その夏樹の遺書を、今回私は初めて子供たち一人一人に読み聞かせました。パパの言葉を聞き、懐かしく想い笑みを浮かべていました。特にパパの記憶がほとんどない三男・多蒔は興奮して聞き入り、たくさんの質問を投げかけてきました。「凄いね。それぞれの特徴がそのまま当たっている!」、「ところで、パパは聖書を何回読んだの?」と言いながら、微笑んでいました。もう目には見えないけど、まるで側にいてくれているような感覚を覚えたようです。手紙は人と人との距離を縮めるものと言われますが、まさにそうだと感じました。

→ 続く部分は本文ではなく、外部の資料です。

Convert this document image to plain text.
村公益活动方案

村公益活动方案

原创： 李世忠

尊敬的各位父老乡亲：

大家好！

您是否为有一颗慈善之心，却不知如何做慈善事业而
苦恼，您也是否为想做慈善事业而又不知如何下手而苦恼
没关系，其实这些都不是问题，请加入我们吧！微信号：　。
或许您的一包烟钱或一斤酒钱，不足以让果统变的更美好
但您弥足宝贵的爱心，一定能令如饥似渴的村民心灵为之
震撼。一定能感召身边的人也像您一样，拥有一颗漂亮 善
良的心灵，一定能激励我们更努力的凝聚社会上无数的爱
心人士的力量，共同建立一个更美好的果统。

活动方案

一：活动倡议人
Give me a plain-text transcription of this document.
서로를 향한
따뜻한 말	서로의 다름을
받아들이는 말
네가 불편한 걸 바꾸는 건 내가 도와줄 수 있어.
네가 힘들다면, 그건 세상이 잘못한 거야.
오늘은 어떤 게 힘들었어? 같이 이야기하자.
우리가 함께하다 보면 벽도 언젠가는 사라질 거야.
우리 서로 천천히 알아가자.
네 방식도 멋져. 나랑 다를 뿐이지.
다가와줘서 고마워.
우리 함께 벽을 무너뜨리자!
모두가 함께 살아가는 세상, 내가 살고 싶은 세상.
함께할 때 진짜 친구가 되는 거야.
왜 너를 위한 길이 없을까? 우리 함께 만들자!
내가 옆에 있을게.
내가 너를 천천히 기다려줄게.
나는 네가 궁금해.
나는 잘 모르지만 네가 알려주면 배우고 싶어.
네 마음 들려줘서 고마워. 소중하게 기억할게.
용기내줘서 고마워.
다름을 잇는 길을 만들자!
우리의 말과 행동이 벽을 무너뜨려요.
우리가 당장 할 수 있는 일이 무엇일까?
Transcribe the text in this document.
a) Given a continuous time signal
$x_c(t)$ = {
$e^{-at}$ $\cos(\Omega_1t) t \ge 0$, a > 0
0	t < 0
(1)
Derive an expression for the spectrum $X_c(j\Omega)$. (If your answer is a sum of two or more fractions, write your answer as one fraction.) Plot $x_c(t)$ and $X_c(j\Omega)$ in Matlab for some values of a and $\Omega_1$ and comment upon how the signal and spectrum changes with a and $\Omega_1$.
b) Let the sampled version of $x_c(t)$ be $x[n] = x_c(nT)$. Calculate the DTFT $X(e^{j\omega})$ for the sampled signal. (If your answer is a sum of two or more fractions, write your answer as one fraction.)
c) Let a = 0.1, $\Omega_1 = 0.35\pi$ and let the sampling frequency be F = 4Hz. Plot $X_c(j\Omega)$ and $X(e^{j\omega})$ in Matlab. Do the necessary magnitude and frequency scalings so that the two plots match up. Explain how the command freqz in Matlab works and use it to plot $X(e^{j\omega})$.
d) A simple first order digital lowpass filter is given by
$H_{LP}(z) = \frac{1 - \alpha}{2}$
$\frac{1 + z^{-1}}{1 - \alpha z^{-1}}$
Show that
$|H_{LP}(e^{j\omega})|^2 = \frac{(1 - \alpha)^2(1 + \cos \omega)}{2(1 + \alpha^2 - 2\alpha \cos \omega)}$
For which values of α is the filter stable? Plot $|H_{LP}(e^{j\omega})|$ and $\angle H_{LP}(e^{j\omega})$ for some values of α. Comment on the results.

そして、新しく気づいたことがありました。それは夏樹が残した言葉の中に「いつも神さまと愛し愛される関係でいること」、「神さまに頼って生きるように」と繰り返し書いていることでした。「聖書に親しんで、真の神さまに従っていくことが道なんだよ」と語っているのです。そこではじめて、家族はいつまでもつながっていられるという永遠の希望がある。夫が小説に書き残した同じ希望を想い起こしました。


「私たちの齢は七十年。健やかであっても八十年。しかも、その誇りとするところは労苦とわざわいです。それは早く過ぎ去り、私たちも飛び去るのです。…
それゆえ、私たちに自分の日を正しく数えることを教えてください。そうして私たちに知恵の心を得させてください。」(詩篇九〇・十、一二)

夏樹の遺書には何一つも財産の目録のようなものは記されていません。形見分けに関する願いも書かれていませんでした。けれども、彼は決して失われることのない遺産を残してくれました。それは、彼が聖書を通して見いだした信仰でした。その遺産を子供たちがどうするのか。それは私に残されたお祈りの課題と思っています。信仰の襷(タスキ)をしっかり手にし、それを身につけて走る姿を見るその日まで…。